Alguns factos políticos de grande relevância:
1. A GERINGONÇA E OS POLITÓLOGOS
«Tremem como varas verdes» ao serem
obrigados a admitir que novas geringonças (o tal Portas que pretendeu
vaticinar, com o termo, a morte imediata do entendimento das esquerdas em
Portugal, ainda hoje se belisca perante a situação política nacional) surjam
noutros países europeus e de fora da Europa, sentencio eu. Os dois politólogos
citados, Carlos Jalali, estrangeiro e Costa Pinto, português, comentadores do
status dominante que consideram o único possível, arrepelam-se todos, confundem
os seus desejos, os seus vaticínios com a realidade portuguesa de entendimento,
sem descaracterização de principios político-ideológicos dos partidos
integrantes, situação impensável há muito pouco tempo. E então produzem algo interessante:
porque é que tal acordo só surgiu 41 anos depois do 25 de Abril de de 1974?
Questionam mas não explicam porquê? A meu ver, simples cidadão que sou e que
viveu o estado velho, a revolução e os 43 anos de democracia relativa, a
justificação é simples: porque o secretário geral do PS é António Costa, porque
Jerónimo de Sousa, secretário geral do PCP, demonstrou abertura (classificada
de milagre, pelo ensaísta Eduardo Lourenço), por existir um BE e um PEV. Com
qualquer dos anteriores SG do PS seria irrealizável um acordo, particularmente
Mário Soares que sempre privilegiou alianças com a direita, metendo o socialismo
na gaveta.
Não ficava nada mal aos dois politólogos
um pouco de honestidade intelectual e menos sectarismo.

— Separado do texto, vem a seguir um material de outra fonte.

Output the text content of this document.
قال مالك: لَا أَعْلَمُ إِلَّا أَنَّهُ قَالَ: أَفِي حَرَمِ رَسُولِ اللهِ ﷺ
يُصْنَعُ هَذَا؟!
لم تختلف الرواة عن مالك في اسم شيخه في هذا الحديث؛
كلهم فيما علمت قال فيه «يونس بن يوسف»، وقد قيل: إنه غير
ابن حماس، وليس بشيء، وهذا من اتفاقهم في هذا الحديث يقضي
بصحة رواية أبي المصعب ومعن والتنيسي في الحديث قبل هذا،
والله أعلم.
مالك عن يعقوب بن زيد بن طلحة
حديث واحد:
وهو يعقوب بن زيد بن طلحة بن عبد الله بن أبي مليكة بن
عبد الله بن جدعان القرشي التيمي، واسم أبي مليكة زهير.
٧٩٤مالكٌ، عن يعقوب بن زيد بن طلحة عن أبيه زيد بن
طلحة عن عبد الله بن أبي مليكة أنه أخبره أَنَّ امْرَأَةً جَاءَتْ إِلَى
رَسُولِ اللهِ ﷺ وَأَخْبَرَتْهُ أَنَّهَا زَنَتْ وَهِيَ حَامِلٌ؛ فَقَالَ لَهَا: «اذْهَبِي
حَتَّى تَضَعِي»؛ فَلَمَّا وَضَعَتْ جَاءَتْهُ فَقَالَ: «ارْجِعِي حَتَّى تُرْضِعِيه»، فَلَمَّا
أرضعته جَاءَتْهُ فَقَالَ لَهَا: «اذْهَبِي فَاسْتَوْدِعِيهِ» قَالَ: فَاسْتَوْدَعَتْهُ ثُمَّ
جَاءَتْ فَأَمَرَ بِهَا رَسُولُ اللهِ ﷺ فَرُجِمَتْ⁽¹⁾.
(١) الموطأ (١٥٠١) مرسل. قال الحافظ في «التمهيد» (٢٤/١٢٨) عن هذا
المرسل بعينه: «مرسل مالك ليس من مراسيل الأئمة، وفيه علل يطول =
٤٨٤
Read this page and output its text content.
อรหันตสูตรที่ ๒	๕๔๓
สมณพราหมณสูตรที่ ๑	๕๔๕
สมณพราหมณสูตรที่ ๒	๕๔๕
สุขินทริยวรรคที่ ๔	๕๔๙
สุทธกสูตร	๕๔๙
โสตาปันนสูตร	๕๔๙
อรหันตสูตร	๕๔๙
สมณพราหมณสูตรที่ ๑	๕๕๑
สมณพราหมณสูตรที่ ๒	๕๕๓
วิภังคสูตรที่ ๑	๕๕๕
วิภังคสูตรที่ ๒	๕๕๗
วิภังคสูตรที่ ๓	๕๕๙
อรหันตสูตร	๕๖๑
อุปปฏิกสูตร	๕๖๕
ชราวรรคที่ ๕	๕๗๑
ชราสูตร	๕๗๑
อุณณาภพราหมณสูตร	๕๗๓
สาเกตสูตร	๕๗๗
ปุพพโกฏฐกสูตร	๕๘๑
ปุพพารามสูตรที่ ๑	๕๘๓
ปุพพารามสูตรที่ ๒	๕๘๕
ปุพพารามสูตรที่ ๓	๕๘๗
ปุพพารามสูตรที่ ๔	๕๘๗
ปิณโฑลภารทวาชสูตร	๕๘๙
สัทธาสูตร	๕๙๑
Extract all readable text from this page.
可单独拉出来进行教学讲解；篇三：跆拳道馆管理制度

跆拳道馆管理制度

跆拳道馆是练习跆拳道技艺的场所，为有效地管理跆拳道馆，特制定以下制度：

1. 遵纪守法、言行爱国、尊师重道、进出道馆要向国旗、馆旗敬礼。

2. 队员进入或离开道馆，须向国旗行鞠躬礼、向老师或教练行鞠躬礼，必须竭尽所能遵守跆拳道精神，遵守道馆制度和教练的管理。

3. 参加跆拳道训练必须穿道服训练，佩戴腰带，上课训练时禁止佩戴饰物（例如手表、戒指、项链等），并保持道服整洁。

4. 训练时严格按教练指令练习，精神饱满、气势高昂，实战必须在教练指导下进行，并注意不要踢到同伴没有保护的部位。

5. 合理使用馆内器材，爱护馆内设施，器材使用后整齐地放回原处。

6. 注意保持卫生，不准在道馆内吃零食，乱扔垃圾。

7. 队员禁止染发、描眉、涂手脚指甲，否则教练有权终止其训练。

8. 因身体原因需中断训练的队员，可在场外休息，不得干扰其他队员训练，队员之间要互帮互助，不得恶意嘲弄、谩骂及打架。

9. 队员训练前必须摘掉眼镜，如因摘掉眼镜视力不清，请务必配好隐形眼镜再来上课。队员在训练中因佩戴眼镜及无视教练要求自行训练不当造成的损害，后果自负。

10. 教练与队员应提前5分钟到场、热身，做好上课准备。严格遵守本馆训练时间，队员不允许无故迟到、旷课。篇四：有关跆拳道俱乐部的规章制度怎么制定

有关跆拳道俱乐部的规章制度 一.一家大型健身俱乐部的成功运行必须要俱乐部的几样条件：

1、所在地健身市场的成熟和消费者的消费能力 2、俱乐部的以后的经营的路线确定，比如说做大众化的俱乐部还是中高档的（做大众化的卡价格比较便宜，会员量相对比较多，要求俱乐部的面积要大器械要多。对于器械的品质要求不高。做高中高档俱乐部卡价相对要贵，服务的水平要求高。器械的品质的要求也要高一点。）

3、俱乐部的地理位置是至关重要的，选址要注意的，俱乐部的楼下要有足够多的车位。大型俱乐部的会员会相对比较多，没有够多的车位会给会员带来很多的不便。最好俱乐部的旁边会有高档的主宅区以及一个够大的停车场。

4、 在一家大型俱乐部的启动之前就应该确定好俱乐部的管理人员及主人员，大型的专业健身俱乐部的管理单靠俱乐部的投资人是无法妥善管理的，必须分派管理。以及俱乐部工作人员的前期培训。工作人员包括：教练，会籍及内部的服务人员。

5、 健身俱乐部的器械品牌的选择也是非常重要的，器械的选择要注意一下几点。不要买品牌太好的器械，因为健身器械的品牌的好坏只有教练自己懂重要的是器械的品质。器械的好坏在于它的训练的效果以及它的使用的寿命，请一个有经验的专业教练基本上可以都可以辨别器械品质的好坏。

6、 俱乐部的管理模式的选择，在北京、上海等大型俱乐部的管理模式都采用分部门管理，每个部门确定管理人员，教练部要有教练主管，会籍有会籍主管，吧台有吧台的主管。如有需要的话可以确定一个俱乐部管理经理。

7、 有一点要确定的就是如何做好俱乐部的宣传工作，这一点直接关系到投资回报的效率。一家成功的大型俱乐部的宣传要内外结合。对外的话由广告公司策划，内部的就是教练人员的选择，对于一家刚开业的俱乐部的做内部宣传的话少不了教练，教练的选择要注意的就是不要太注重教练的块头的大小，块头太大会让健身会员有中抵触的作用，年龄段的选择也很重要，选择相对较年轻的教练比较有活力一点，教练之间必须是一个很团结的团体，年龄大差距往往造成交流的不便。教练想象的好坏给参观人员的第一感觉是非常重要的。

2. PASSOS COELHO UM TRISTE
Desta vez o primeiro ministro António
Costa enganou-se quando classificou Passos Coelho de menos alegre, quando este
homem é um triste irrascível, numa combinação aparentemente paradoxal. De
facto, ele vive em contradição insanável com o que fez/não fez e diz que fez
como primeiro ministro, querendo patéticamente colher os louros dos bons
resultados da governação actual. Apesar de ter tempo de antena quotidiano, na
rádio e televisão, por coincidência (ou não?) logo a seguir a mais uma boa
notícia de recuperação dos malefícios que ele impôs como líder durante os
malfadados quatro anos da PAF.
Entretanto, gente do seu universo
político-partidário aparece, dando-lhe na cabeça com toda a força,
aconselhando-o a uma sabática perpétua. Coisas da vida dirá ele...
3. A ALIANÇA CLIMÁTICA DOS EUA
Bravo pela inteligência, pela determinação, pela coragem destes
três estados dos EUA, Califórnia, Nova Iorque e Washington, ao rejeitarem a
decisão irresponsável, criminosa e imbecil do Trump, comprometendo-se a
respeitar os acordos de Paris em defesa da contribuição para a preservação do
clima do nosso planeta, isto é, do futuro da humanidade. É bom recordar que,
este personagem de opera bufa, não confia na investigação científica de
primeira grandeza do seu país nem na internacional,igualmente de grande qualidade,
que têm feito, em estreita cooperação, um estudo aturado e persistente das
graves alterações climáticas, suas causas e consequências a prazo, ao declarar
Trump, sem pudor que é tudo uma mentira, concluindo enfática e estupidamente
«United States first», usando o populismo mais burro, como se fosse possível
isolar os EUA do resto do mundo.
Esperemos que outros estados, senão todos, tomem decisão idêntica, isolando o Trump, tornando-o um pária no seu país e aos olhos do mundo inteiro.
Esperemos que outros estados, senão todos, tomem decisão idêntica, isolando o Trump, tornando-o um pária no seu país e aos olhos do mundo inteiro.